Newchapel takes its name from the chapel that stands on the main road - not exactly 'new' for it dates from 1763. It was named Newcastle to distinguish it from the first Methodist chapel built in south Pembrokeshire at Woodstock, near Haverfordwest, nine years earlier. Both causes came into being through the powerful preaching of the Rev. Howell Davies, known as 'the Apostle of Pembroke'. Woodstock was too long a journey for the growing body of believers from north Pembrokeshire, so Howell Davies had a new chapel built for them. It is said that one day when Howell Davies was out riding with his friends, he saw a good area of flat ground and said, 'This is the spot where I shall have the second meeting house', and he threw his riding crop to mark the spot. The chapel is simple, plain and austere and is built in the traditional Welsh chapel style with the pulpit between the two front doors.

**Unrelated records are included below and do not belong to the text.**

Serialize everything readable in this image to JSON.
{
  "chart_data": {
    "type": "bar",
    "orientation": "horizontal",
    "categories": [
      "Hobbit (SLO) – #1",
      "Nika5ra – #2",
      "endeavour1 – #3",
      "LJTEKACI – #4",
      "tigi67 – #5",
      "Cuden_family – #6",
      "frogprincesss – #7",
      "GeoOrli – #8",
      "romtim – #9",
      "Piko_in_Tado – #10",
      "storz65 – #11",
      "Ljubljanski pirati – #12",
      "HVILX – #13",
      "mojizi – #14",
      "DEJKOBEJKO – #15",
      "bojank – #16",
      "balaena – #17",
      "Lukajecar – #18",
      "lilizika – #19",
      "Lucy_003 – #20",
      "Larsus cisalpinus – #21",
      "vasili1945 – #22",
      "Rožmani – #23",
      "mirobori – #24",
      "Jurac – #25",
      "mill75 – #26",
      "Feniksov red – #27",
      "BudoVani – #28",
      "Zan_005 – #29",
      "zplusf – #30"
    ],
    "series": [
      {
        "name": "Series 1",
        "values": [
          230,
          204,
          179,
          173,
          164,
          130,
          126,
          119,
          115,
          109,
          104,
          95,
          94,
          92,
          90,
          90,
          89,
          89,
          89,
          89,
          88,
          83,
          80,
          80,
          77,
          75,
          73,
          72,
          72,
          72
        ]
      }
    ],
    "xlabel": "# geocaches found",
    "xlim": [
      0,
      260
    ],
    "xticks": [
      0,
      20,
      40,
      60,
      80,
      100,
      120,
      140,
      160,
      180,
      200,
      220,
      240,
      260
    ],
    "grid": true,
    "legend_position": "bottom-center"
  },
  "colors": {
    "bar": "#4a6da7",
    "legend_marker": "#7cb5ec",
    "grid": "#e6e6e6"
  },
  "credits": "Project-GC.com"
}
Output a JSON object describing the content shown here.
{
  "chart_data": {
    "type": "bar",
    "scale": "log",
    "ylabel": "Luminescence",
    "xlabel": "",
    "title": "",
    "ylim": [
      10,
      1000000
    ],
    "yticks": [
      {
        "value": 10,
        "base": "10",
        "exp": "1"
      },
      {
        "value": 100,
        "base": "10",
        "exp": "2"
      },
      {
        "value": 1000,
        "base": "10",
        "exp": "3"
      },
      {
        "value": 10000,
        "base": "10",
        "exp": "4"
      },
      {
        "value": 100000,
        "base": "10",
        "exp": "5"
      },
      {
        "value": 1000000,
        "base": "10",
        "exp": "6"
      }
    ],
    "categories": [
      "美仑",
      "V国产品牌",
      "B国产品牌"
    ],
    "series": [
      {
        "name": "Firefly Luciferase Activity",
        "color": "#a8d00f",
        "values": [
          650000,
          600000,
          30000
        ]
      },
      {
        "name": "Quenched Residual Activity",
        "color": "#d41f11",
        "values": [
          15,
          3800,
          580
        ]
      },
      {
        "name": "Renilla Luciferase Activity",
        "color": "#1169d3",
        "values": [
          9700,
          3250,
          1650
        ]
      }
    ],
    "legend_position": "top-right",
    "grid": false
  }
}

It is amazing to think that such a small chapel became the preaching centre for some of the greatest evangelical preachers of the eighteenth century awakening. George Whitfield, the Wesleys, Howell Harris and Daniel Rowland all preached here, while the seraphic David Jones of Llangan preached his last sermon at Newchapel. A young student from Carmarthen walked thirty miles to hear Daniel Rowland at Newchapel. That young man, Thomas Charles, never regretted that journey for he was converted during the sermon. He writes in his diary: 'A day much to be remembered by me for as long as I live. Ever since the happy day, I have lived in a new heaven and a new earth. That sermon remained upon my mind for above half a year.' Howell Harris left his mark upon Newchapel. On a warm summer afternoon he preached standing at an open window of the chapel, to a congregation of between 2000 and 3000 people. During the sermon his attention was taken by a youth, sitting on the outside wall, openly ridiculing him. Harris directed his remarks to him with such power that the young man fell off the wall in a fit to the floor below.
Thanks to the Evangelical Movement of Wales for this information.
This is a very beautiful Chapel and it must have changed very little since it was built. Even the candle holders remain.